Doing some testing with Hyperledfer Fabric, I'm doing the task of creating a new identity with a wrong type, to then practice modifying the identity. However, when I execute:
fabric-ca-client register \
--id.name peer2 \
--id.affiliation org1 \
--id.type user \
--id.secret 'IAMPEER2!' \
-u http://Org1Administrator:Org1Rocks@localhost:7054
I get:
2022/04/13 20:16:05 [INFO] Configuration file location:
/etc/hyperledger/fabric-ca-server/fabric-ca-client-config.yaml
Error: Response from server: Error Code: 45 - Failed to verify if user
can act on type 'user': : scode: 403, local code: 42, local msg: 'peer1' is not a registrar,
remote code: 71, remote msg: Authorization failure
I was able to register identity previously with no problems. I don't see why it's not allowing me to register an identity of type user. I've checked fabric-ca-client-config.yaml and I see no restrains to do so:
#############################################################################
# Registration section used to register a new identity with fabric-ca server
#
# name - Unique name of the identity
# type - Type of identity being registered (e.g. 'peer, app, user')

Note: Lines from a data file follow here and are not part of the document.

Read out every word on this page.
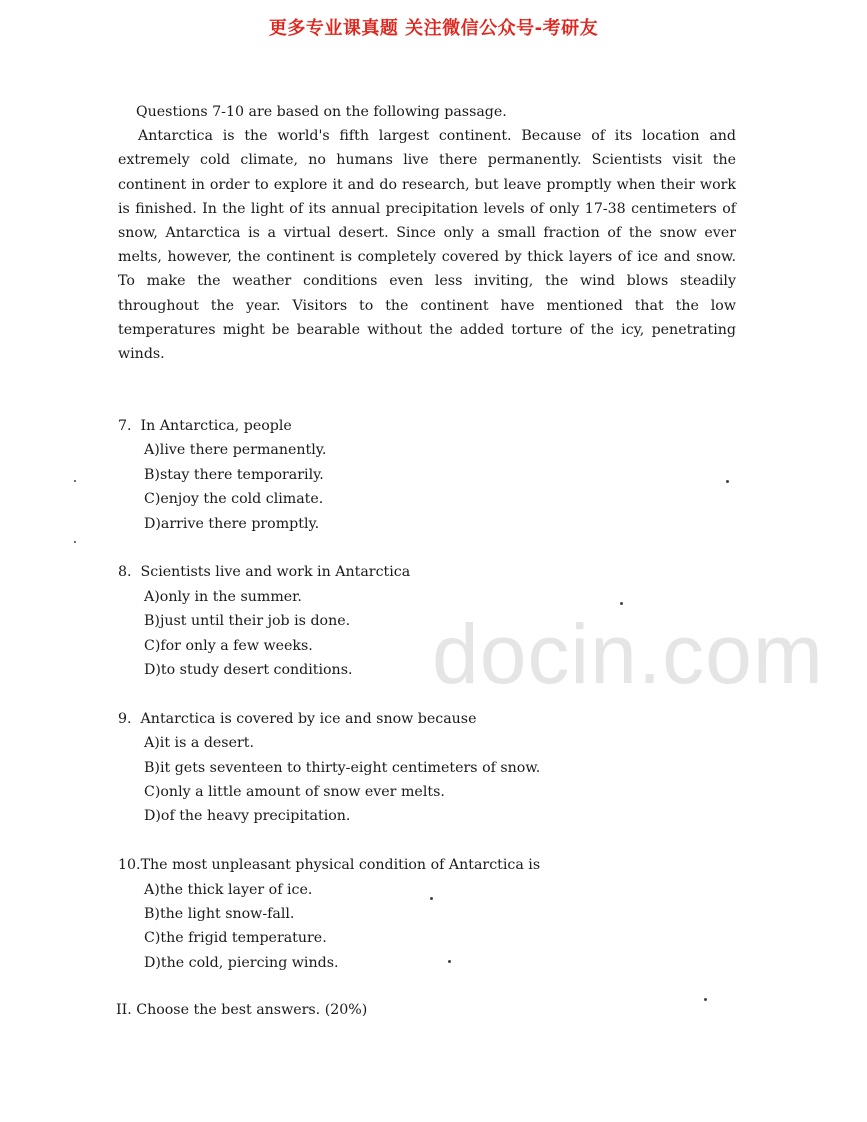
更多专业课真题 关注微信公众号-考研友
docin.com
Questions 7-10 are based on the following passage.

Antarctica is the world's fifth largest continent. Because of its location and extremely cold climate, no humans live there permanently. Scientists visit the continent in order to explore it and do research, but leave promptly when their work is finished. In the light of its annual precipitation levels of only 17-38 centimeters of snow, Antarctica is a virtual desert. Since only a small fraction of the snow ever melts, however, the continent is completely covered by thick layers of ice and snow. To make the weather conditions even less inviting, the wind blows steadily throughout the year. Visitors to the continent have mentioned that the low temperatures might be bearable without the added torture of the icy, penetrating winds.

7.  In Antarctica, people
A)live there permanently.
B)stay there temporarily.
C)enjoy the cold climate.
D)arrive there promptly.
8.  Scientists live and work in Antarctica
A)only in the summer.
B)just until their job is done.
C)for only a few weeks.
D)to study desert conditions.
9.  Antarctica is covered by ice and snow because
A)it is a desert.
B)it gets seventeen to thirty-eight centimeters of snow.
C)only a little amount of snow ever melts.
D)of the heavy precipitation.
10.The most unpleasant physical condition of Antarctica is
A)the thick layer of ice.
B)the light snow-fall.
C)the frigid temperature.
D)the cold, piercing winds.
II. Choose the best answers. (20%)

# affiliation - The identity's affiliation
# maxenrollments - The maximum number of times the secret can be reused to enroll.
# Specially, -1 means unlimited; 0 means to use CA's max enrollment
# value.
# attributes - List of name/value pairs of attribute for identity
#############################################################################
id:
name:
type:
affiliation:
maxenrollments: 0
attributes:
# - name:
# value:
Any ideas?
So the key element to check was:
'peer1' is not a registrar
I was running within the fabric-ca-server container, and the last enrolled user was of type: peer
, not admin.
The solution to this problem was to enroll again with an Admin user.
That's usually the first user registered when setting up the CA server. This led me to think that the last enrolled user acts as current user under which subsequent commands are executed. I was not aware of this behavior.